Buying the biggest build plate "just in case" is the most common — and most expensive — mistake in lab digitalisation. Plate area you never fill is capital sitting idle.
Match volume to your real batch
Count a typical overnight run: a 192 × 120 mm plate holds ~40 model bases or 12 splints; a 220 × 130 mm plate adds ~25% capacity for roughly 30% more footprint. If your daily load is under 20 items, the smaller plate wins on cost-per-part.
Decision checklist
- Models only: a 120 × 68 mm plate is enough for most crown/bridge labs.
- Splints + dentures: step up to 200 × 125 mm so two arches fit diagonally.
- High mixed volume: dual-plate or stacked builds beat one giant plate for uptime.

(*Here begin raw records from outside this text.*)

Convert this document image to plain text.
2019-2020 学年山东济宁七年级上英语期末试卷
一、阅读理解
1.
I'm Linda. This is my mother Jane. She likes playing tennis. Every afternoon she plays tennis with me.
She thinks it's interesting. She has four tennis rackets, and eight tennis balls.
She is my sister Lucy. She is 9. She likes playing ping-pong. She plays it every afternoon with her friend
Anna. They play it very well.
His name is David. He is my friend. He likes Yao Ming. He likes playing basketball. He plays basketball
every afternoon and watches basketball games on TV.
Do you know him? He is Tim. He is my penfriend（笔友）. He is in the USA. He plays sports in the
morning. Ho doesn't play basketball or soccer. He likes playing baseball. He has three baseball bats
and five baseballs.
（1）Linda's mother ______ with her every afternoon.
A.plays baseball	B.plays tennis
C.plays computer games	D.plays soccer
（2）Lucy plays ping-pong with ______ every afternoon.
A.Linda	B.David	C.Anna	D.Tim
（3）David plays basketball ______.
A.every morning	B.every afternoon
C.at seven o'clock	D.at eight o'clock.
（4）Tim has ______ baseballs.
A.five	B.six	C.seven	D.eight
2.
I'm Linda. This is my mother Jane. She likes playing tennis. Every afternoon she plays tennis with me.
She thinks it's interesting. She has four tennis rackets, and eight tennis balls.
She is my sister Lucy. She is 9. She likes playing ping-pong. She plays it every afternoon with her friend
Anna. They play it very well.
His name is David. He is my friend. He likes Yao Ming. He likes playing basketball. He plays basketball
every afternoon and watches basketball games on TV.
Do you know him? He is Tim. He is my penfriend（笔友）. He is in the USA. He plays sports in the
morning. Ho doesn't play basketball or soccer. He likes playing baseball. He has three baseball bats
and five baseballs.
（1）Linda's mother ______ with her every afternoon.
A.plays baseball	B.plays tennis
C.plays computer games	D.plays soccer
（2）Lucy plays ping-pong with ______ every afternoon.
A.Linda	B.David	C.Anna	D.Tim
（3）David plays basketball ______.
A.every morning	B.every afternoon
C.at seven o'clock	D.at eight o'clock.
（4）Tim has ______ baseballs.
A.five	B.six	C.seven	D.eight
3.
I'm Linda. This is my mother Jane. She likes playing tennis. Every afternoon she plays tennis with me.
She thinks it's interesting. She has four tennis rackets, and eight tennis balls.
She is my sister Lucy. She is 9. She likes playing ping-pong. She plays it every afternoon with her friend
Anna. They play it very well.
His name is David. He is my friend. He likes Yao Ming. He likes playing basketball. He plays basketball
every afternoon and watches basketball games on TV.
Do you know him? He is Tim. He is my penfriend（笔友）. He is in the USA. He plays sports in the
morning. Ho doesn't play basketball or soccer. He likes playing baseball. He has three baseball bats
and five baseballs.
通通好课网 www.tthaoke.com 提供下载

The AI Printing Series spans 120 mm to 220 mm plates with a shared resin workflow, so you size the machine, not the chemistry.
The cost-per-part math
Throughput, not plate size, drives the number. A 192 × 120 mm plate at 40 models per night, 250 nights per year, yields about 10,000 models per year. Amortise a $6,000 printer over 3 years and you are near $0.20 per model before resin. A plate you fill 30% of the time roughly doubles that figure.
Weekly load planner
| Daily items | Recommended plate |
|---|---|
| <15 | 120 × 68 mm |
| 15–35 | 192 × 120 mm |
| >35 | 220 × 130 mm or two units |
Buy the plate you will fill at 70% load on a busy Tuesday, not a quiet Monday.